Summary of A PIC16F819 DYMOCLOCK
This project is a simple LED clock and thermometer built around a PIC16F819 (18-pin) using direct LED driving (no decoders/drivers), 27 LEDs arranged in three rows for hours, minutes/seconds/°C, and fine increments, plus a silicon diode as temperature sensor. It runs a 12-hour clock with 2°C thermometer resolution, multiplexed LED tables, and button controls for mode, toggle, and set; compiled with mikroC for a PIC16F819 at 16 MHz.
Parts used in the Simple LED clock with thermometer:
- PIC16F819 microcontroller (18-pin)
- 16 MHz crystal
- 27 LEDs (25 mA each)
- Silicon diode used as temperature sensor
- Push buttons (mode, toggle/advance, set)

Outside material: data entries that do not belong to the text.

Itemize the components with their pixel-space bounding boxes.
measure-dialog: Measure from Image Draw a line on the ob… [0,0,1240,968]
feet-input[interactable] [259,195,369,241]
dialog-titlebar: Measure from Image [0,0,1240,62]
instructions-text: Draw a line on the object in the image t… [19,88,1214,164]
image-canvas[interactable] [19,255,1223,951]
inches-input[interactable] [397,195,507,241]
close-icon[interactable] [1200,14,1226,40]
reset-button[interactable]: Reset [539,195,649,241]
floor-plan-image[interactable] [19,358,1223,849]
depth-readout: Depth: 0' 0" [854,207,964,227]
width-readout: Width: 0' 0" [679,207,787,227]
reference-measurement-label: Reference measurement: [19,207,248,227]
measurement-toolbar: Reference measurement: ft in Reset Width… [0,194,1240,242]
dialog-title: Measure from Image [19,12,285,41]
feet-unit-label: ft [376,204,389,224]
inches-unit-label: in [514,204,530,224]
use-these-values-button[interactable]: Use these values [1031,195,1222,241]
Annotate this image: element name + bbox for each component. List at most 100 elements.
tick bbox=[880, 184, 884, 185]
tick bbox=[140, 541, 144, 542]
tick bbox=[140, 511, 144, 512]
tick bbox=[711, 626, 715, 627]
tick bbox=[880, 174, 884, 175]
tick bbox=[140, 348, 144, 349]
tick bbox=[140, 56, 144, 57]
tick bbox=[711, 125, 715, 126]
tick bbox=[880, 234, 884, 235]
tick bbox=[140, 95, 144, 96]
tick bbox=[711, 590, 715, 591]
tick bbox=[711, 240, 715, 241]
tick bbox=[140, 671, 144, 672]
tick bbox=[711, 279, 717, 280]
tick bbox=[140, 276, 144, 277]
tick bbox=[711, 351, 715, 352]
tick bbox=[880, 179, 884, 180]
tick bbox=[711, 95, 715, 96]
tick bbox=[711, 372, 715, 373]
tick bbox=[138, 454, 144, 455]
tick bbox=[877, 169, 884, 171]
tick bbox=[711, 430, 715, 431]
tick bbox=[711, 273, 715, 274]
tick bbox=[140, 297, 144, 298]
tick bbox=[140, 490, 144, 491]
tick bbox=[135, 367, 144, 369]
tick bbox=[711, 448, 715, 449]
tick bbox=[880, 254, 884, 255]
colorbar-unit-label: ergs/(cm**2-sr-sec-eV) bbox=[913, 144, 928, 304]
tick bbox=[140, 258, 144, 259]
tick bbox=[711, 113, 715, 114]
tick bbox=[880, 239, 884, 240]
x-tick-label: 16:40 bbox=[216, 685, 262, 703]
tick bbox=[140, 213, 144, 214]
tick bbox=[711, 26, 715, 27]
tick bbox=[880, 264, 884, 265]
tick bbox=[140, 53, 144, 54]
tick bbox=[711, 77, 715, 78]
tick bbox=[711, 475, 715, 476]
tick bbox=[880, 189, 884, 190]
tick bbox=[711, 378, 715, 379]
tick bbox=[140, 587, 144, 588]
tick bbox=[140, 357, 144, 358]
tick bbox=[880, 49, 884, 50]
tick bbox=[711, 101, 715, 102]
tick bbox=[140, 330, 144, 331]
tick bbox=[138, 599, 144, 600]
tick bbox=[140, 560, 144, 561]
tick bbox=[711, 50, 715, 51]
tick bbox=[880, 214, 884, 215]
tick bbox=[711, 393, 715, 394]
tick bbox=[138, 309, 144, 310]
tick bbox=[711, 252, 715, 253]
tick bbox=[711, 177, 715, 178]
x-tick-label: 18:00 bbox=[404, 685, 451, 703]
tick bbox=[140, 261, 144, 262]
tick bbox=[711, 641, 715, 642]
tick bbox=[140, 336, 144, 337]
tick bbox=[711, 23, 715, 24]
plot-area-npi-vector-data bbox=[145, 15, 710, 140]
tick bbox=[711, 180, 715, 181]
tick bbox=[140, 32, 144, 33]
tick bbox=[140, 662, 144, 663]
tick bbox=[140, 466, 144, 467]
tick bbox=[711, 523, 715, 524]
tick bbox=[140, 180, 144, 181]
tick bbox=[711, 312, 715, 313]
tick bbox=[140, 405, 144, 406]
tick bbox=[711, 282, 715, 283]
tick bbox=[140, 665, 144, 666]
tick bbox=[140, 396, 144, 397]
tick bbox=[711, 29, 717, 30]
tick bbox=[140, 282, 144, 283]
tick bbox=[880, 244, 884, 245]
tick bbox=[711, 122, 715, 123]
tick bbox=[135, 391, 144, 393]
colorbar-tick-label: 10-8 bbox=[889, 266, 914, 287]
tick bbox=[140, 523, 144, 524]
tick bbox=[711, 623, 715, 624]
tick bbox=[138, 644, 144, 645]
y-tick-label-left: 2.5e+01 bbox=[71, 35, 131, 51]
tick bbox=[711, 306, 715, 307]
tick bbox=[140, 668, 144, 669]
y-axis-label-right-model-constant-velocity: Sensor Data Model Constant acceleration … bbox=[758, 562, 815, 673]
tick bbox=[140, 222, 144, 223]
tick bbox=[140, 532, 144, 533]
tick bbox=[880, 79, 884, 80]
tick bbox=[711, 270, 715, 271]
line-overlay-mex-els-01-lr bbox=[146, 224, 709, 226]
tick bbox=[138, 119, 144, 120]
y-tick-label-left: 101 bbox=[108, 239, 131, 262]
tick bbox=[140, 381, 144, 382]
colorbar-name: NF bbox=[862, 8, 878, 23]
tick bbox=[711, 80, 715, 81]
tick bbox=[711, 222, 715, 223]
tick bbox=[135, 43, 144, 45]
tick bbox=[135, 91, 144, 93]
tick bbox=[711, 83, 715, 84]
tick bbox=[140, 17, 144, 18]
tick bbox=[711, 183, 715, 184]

- Colored hookup wires for LED wiring
- Power supply (suitable for PIC and LEDs)
- Miscellaneous PCB or protoboard and wiring hardware
- built around a little 18 pins PIC
- no 7 segment display, only LEDs
- no decoder, no buffer, no driver for the LED display
- a cheap temperature sensor
The solution of direct LED driving comes from a Microchip Application Note AN234, and as I’m using 25 mA LEDs, I simply removed all current limiting resistors.
A silicon diode is used as temperature sensor, and the rest of the circuit is very classic around a PIC16F819 :some colored wires are helpful !
See the source code for LED numbering.
- What microcontroller is used in the project?
The project uses a PIC16F819 microcontroller. - How many LEDs are used for the display?
The display uses 27 LEDs arranged in three rows. - Does the design use LED drivers or decoders?
No, the design drives LEDs directly without decoders, buffers, or drivers. - What component is used as the temperature sensor?
A silicon diode is used as the temperature sensor. - What clock format and thermometer resolution does the project implement?
It implements a 12-hour clock and a thermometer with 2°C resolution. - What compiler and clock speed are specified for the PIC?
The source is compiled with mikroC and targets a PIC running at 16 MHz. - Are current limiting resistors used for the LEDs?
No, current limiting resistors were removed because 25 mA LEDs and Microchip AN234 direct drive technique are used. - How are different display modes selected?
Buttons on PORTA are used: one for mode/advance and one for toggle/validate; both together act as set.